Watkin’s Glen State Park might be considered touristy due to its popularity, but as pictured we found it relaxing and incredibly beautiful. I hope to post about our hiking adventures in depth soon, including our recommendations as newcomers to the area. But for now, I can just say that we’ve had marvelous adventures the past two months at the Sterling Nature Center, Chimney Bluffs State Park, Howland Island, Taughannock Falls State Park, Finger Lakes National Forest, Robert H. Treman State Park, and the High Tor Wildlife Management Area, among others.

It’s hard not to mention again some of the truly extraordinary adventures we’ve had thus far. Including owl banding, which you can read about here, and joining an expedition out on the lake with the HWS research vessel, which you can read about here.

We’ve had the good fortune of encountering a lot of great bookstores, but perhaps the book event of most note was having a quick chance to browse at the Ithaca library book sale a couple of weeks ago. We could have picked up much more, but I settled on these wonderful old ornithology titles–very eccentric, with all kinds of interesting asides.

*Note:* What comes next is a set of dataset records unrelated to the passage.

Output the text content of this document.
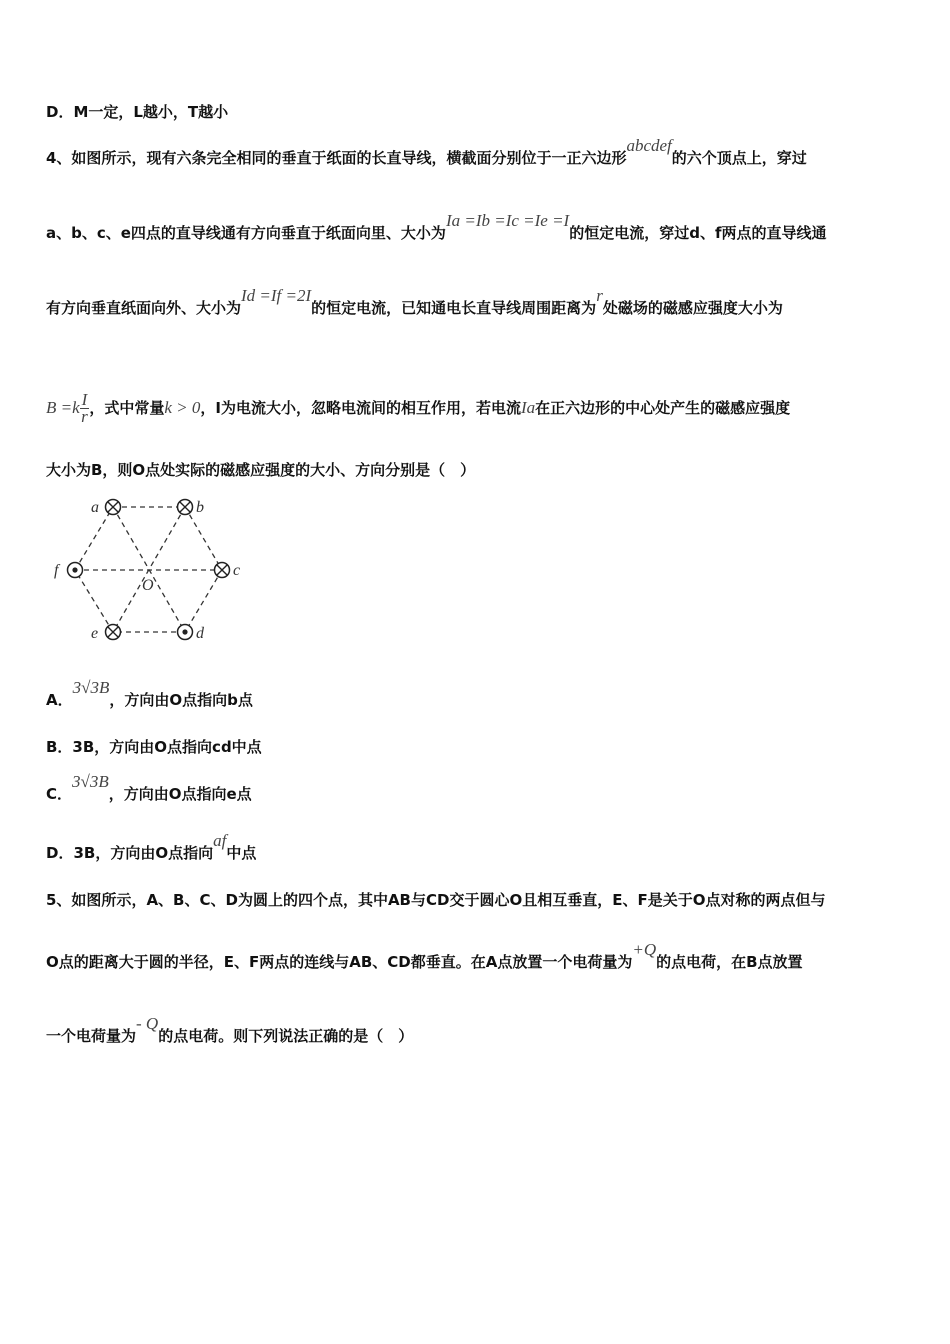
D．M一定，L越小，T越小
4、如图所示，现有六条完全相同的垂直于纸面的长直导线，横截面分别位于一正六边形abcdef的六个顶点上，穿过
a、b、c、e四点的直导线通有方向垂直于纸面向里、大小为Ia =Ib =Ic =Ie =I的恒定电流，穿过d、f两点的直导线通
有方向垂直纸面向外、大小为Id =If =2I的恒定电流，已知通电长直导线周围距离为r处磁场的磁感应强度大小为
$B =k \frac{I}{r}$ ，式中常量k > 0，I为电流大小，忽略电流间的相互作用，若电流Ia在正六边形的中心处产生的磁感应强度
大小为B，则O点处实际的磁感应强度的大小、方向分别是（　）
a	b
c
d
e
f
O
A．3√3B，方向由O点指向b点
B．3B，方向由O点指向cd中点
C．3√3B，方向由O点指向e点
D．3B，方向由O点指向af中点
5、如图所示，A、B、C、D为圆上的四个点，其中AB与CD交于圆心O且相互垂直，E、F是关于O点对称的两点但与
O点的距离大于圆的半径，E、F两点的连线与AB、CD都垂直。在A点放置一个电荷量为+Q的点电荷，在B点放置
一个电荷量为- Q的点电荷。则下列说法正确的是（　）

We’ve also enjoyed visiting many crafts stores and collectives throughout the region. We acquired this original piece from Stomping Grounds here in Geneva, but have encountered wonderful arts and crafts in many places, such as Skaneateles, Ithaca’s Commons, and Seneca Falls. The crafts collective in Skaneateles is highly recommended in particular.

The Corning Museum of Glass has been the highlight of our museum experience thus far. Almost overwhelming, but always stunning.

The Trias House’s proximity to campus has meant our walks at dusk have been delightfully mingled with chance encounters–as when we stumbled upon a concert by PWR BTTM last week. A great power-pop-rock band we had not heard of before. On the more planned side, we also enjoyed a student production of the D&D play She Kills Monsters.

Us, by the shores of Lake Ontario, in September.